Terror is the mother of invention.
I would likely not sit here, and write this thing if people were not waiting for it, the editors, I mean. I'd rather take a walk through Huntington Park or sit in the Big 4, chatting up the tourists. There's nothing like a dark bar on a sunny day. But if I did that, the terror would be waiting for me anyway.
We all have our private fears. As a man, I could be frightened at the thought of being sexually assaulted, or going to prison, or getting booted out into the street, and then having to sleep in San Francisco's genteel Huntington Park. The Nob Hill Association would take a dim view of that. The truth is that what I really fear right now is losing my sunglasses. Sometimes a wave a panic comes over me when I can't find my sunglasses in my jacket, and can't remember where I might have left them. That's why I don't have expensive sunglasses, it's too painful to misplace them. I could say that I don't think I deserve expensive sunglasses but that would be getting off the point. I have a secret to impart here. I hope it causes no harm.

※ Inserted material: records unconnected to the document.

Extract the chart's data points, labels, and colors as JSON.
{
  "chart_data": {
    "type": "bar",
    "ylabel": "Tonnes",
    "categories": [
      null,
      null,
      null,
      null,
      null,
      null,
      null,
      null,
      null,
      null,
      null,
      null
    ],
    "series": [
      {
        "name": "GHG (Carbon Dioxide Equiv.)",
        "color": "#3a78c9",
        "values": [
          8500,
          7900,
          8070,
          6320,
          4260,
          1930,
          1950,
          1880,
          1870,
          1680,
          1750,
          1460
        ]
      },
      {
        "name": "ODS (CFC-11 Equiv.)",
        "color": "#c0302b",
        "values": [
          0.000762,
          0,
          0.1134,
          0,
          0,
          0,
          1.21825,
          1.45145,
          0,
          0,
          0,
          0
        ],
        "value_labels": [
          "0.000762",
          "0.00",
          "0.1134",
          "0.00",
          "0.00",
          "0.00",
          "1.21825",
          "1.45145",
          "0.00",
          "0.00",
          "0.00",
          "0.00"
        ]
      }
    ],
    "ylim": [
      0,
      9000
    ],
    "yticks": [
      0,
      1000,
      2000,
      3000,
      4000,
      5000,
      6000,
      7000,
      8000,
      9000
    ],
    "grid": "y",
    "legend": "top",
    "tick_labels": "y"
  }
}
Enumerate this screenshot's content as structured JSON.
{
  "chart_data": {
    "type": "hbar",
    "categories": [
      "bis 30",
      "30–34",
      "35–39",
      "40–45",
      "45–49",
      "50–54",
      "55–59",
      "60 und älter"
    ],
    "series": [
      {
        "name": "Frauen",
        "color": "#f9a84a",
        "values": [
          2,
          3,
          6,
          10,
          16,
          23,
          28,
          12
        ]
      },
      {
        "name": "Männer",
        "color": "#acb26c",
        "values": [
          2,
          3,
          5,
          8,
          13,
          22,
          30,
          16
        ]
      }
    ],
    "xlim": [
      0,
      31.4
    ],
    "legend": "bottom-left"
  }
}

Peter James, who owns Fog City Leathers on Union Street in Cow Hollow, always makes sure that I have a pair of sunglasses, and he kindly furnishes me with very cool Elvis-style glasses when I have broken or lost mine, and I'm left bereft and blinded by the garish sun.
In the whole panoply of problems that people have in the world, losing one's sunglasses does not sound so tragic.It is dilemma that is known in some circles as a "luxury problem." In many ways, San Francisco is getting more luxurious -- to a relatively small number of people, that is, the ones who are getting richer every day. So luxury problems are bound to follow. What's a luxury problem? Maybe the Lexus dealer cannot provide the color of car that we desire. Maybe we can't get reservations at Gary Danko. Maybe the interior designer has botched the delicate decor of the guest bedroom. Maybe we're having a row with the dog groomer.
This morning I saw a man, whom I see regularly, sleeping on the sidewalk on Sacramento and Polk. I wonder if there was a time in his life when he had a luxury problem. Yes, there was a time in my life when I thought, "Oh, only if I had a luxury problem." But a problem is a problem, and if a luxury problem drives one to consider getting drunk or jumping off the Golden Gate Bridge, then it's still a real problem. A little problem can soon become a big problem. Who's to know? It always amazes me how often I'm willing to assume I know something about someone, that I know what people are thinking. I'm usually wrong about that. I'm almost always surprised to learn that people have private terrahs, I mean, terrors. Each of us has to tend to them. I have mine, too. That's why I'm sitting here with my sunglasses on, trying to avoid the glare off this terrifyingly bright , white blank page.
Bruce Bellingham is a columnist for the Marina Times, and is the author of Bellingham by the Bay. His next book is "The Angina Dialogues," and he's a heartbeat away from getting it done. Unless there is an unforeseen luxury problem.